バッと乱菊が胸元から取り出したのは、一冊の冊子。…しかも、ただの冊子ではない。





「何やの、これ!?琥珀がいっぱい写っとるやんか。しかも、こない恰好しとるとこ、僕でさえ見たことないで!?」





可愛らしい浴衣姿のものから、現世の一部の人間に人気のあるフリフリのメイド服、猫耳姿、先日女性死神協会で海に行ったときの水着姿……言わば、琥珀のお宝写真集だった。





「そりゃそーよ。だってこの写真集、女性死神協会でつくったものなんだから」
「一体何やの!?女性死神協会て」
「すごいでしょ!?修兵に無理言って作ってもらったの〜。これ、来週発売するの!それでその売上が女性死神協会の協会費になるってわけ」
「!?あかんわ、こないなやつ!僕、許さへんで!」
「そんな固いこと言うなんてギンらしくないわよ〜。いいじゃない、琥珀ってば一部の男性死神に人気らしいから売上倍増間違いなしよ!」
「せやからあかん言うてんねん!」





可愛い可愛い琥珀がこんな冊子となり、他の男どもの手に渡っていくことを考えて…ギンは思わず殺気が出た。
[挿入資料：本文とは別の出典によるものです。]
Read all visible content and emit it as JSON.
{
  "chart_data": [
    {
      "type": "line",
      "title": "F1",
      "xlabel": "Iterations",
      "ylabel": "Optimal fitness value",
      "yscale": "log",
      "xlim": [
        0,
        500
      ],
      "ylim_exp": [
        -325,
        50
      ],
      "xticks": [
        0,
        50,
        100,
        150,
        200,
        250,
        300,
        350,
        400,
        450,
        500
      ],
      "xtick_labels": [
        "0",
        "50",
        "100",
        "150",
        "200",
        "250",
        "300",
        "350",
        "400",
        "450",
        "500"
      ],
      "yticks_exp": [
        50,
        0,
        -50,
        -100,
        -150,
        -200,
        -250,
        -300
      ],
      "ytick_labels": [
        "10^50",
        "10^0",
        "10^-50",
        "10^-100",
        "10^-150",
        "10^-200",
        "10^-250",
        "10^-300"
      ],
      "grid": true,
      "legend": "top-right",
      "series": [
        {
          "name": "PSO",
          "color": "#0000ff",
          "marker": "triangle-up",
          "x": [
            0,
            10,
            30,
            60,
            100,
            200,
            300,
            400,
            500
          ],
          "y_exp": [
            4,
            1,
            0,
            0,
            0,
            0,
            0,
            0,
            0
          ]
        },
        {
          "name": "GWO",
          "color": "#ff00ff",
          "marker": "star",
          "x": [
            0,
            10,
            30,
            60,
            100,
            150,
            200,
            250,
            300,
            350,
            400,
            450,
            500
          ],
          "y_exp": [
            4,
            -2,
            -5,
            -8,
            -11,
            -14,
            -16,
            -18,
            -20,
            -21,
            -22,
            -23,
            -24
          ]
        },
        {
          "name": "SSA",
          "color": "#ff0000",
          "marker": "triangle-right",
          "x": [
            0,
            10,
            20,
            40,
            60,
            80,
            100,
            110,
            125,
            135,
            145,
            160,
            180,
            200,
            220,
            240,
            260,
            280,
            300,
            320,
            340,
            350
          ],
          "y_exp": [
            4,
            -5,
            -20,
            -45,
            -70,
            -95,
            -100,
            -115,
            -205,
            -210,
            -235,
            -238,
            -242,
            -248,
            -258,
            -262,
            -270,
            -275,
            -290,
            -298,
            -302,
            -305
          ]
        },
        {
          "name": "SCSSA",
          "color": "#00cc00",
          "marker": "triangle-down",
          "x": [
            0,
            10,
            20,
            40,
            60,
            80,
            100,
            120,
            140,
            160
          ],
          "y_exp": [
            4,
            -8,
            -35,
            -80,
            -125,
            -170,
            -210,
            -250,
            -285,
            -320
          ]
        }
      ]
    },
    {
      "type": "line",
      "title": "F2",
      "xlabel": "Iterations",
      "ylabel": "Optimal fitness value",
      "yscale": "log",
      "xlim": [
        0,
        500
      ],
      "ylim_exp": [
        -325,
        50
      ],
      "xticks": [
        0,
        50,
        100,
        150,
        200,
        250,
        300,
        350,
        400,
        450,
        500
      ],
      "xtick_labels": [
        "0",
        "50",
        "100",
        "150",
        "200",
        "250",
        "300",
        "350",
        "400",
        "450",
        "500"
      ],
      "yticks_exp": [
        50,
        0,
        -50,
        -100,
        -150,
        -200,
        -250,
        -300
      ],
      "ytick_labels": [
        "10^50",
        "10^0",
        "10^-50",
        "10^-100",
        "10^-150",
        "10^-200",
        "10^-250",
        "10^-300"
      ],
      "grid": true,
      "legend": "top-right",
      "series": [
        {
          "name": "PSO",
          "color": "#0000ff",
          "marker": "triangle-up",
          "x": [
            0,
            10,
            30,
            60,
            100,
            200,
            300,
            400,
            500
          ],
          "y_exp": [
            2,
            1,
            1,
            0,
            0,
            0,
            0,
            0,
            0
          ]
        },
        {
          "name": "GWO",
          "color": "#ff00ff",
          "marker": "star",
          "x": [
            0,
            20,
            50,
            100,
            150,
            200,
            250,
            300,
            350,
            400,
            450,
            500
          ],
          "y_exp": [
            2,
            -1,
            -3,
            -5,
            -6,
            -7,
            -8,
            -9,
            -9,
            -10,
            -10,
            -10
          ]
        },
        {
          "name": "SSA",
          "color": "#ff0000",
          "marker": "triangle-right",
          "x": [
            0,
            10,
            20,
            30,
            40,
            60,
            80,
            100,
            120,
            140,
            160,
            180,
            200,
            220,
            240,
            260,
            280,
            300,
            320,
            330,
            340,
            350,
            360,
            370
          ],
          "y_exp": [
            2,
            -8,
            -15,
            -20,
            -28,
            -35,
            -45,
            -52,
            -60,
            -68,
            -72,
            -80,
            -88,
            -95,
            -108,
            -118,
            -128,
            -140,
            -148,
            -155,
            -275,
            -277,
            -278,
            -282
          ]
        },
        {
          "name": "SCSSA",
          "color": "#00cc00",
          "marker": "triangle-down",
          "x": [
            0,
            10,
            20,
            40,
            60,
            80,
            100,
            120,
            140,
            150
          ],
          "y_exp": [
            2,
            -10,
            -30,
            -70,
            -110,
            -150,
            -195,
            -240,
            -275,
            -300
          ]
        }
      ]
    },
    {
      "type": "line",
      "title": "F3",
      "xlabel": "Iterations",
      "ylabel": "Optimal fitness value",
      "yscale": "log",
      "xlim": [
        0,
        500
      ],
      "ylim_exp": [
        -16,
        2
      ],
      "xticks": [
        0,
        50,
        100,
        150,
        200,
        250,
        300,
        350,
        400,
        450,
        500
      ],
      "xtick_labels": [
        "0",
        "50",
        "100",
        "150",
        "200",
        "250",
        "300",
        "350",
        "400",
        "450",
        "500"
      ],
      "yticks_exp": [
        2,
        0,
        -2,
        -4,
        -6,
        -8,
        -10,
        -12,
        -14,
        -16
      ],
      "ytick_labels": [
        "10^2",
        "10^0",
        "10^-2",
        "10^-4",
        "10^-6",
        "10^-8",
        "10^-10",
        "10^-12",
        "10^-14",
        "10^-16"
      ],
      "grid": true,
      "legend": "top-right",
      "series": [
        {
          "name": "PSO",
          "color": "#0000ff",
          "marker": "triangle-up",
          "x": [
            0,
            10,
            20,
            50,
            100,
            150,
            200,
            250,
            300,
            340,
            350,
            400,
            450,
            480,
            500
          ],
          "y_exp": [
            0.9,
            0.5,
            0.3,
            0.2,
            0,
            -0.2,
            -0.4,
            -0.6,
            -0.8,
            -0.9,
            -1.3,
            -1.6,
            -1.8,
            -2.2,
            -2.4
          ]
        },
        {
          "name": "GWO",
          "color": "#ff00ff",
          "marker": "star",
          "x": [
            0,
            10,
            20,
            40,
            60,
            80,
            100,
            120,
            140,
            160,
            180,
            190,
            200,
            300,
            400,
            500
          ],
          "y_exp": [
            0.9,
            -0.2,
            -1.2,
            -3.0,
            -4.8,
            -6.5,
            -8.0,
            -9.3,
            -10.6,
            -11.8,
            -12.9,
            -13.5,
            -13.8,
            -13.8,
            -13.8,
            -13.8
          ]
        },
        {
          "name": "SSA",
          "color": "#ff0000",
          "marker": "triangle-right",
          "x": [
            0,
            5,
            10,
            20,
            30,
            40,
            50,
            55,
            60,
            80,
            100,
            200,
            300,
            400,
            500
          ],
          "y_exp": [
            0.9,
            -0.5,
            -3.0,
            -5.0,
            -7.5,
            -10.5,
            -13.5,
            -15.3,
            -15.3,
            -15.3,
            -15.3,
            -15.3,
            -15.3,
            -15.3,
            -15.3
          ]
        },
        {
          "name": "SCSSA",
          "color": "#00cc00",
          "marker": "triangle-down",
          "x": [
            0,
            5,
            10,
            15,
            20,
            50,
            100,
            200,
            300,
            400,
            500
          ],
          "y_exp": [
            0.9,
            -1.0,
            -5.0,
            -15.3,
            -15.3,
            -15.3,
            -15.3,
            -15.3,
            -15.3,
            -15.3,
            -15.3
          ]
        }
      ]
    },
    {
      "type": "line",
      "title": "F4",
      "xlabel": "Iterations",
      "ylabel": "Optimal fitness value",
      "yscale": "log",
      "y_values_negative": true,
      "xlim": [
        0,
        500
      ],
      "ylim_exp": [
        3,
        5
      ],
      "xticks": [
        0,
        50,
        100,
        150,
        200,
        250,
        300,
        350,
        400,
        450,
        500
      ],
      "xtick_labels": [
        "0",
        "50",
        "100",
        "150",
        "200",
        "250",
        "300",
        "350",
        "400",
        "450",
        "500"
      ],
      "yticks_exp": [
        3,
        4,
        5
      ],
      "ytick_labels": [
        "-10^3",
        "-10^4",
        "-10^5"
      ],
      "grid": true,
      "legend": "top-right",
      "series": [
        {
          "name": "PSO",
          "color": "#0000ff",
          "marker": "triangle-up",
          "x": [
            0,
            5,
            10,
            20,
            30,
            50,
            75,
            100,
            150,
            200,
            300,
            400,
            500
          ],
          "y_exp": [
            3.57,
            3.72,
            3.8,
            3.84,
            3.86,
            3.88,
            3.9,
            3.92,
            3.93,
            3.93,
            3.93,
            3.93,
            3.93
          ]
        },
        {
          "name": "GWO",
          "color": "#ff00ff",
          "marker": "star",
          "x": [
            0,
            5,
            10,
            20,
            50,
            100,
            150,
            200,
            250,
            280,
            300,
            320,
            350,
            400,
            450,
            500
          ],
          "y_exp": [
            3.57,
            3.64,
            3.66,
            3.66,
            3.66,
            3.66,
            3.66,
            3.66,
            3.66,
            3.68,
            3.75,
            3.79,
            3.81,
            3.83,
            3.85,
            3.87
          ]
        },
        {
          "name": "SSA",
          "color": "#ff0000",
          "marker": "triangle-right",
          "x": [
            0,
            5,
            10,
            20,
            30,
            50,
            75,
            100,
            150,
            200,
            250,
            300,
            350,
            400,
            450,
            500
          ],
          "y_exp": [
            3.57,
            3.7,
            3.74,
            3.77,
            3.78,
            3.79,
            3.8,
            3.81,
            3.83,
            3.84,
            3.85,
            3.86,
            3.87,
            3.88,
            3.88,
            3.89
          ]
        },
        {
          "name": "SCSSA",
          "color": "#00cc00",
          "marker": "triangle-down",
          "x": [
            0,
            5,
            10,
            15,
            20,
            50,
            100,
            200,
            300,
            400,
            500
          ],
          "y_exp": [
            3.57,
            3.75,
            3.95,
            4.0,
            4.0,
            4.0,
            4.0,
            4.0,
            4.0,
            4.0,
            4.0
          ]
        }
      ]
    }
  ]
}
「いくら乱菊でも、僕許さへんで!こない勝手なこと僕に一言もなくしおって…」
「なーんとこの写真集、オリジナルトレーディングカード付きよ!全部で10種類!どう?買う気になった?」
「…う…」




ヒラヒラ、と乱菊が持つカードには…これまた可愛らしい琥珀の姿が写っている。…喉から手が出るほど欲しい。





「……乱ちゃーん?これ、どうやって脱ぐのー?」
「あらー琥珀!それもよく似合うじゃない!」
「!?…琥珀!しばらく乱菊と会うの禁止や!」
「へっ…?」





バッとギンによって乱菊から離れさせられる琥珀。一体何が何だがイマイチ状況が読み込めない。




「またこんな…格好させられて…!」
「乱ちゃんに着てって言われたから…現世の服なんだって!」




これまたフリル満載の純白ドレスを着せられている琥珀。…よく似合っているのは確かだが、ギンからすれば面白くない。






「ええか乱菊、琥珀を金商売に利用するなんてえげつない真似は僕が許さへんで」
「ちぇー…せっかくいいアイディアだったのにー…」
「あかん」
「?」




あかん、の一点張りのギンだったが…その琥珀写真集の一部をさっと胸元に入れたのは乱菊にも秘密である。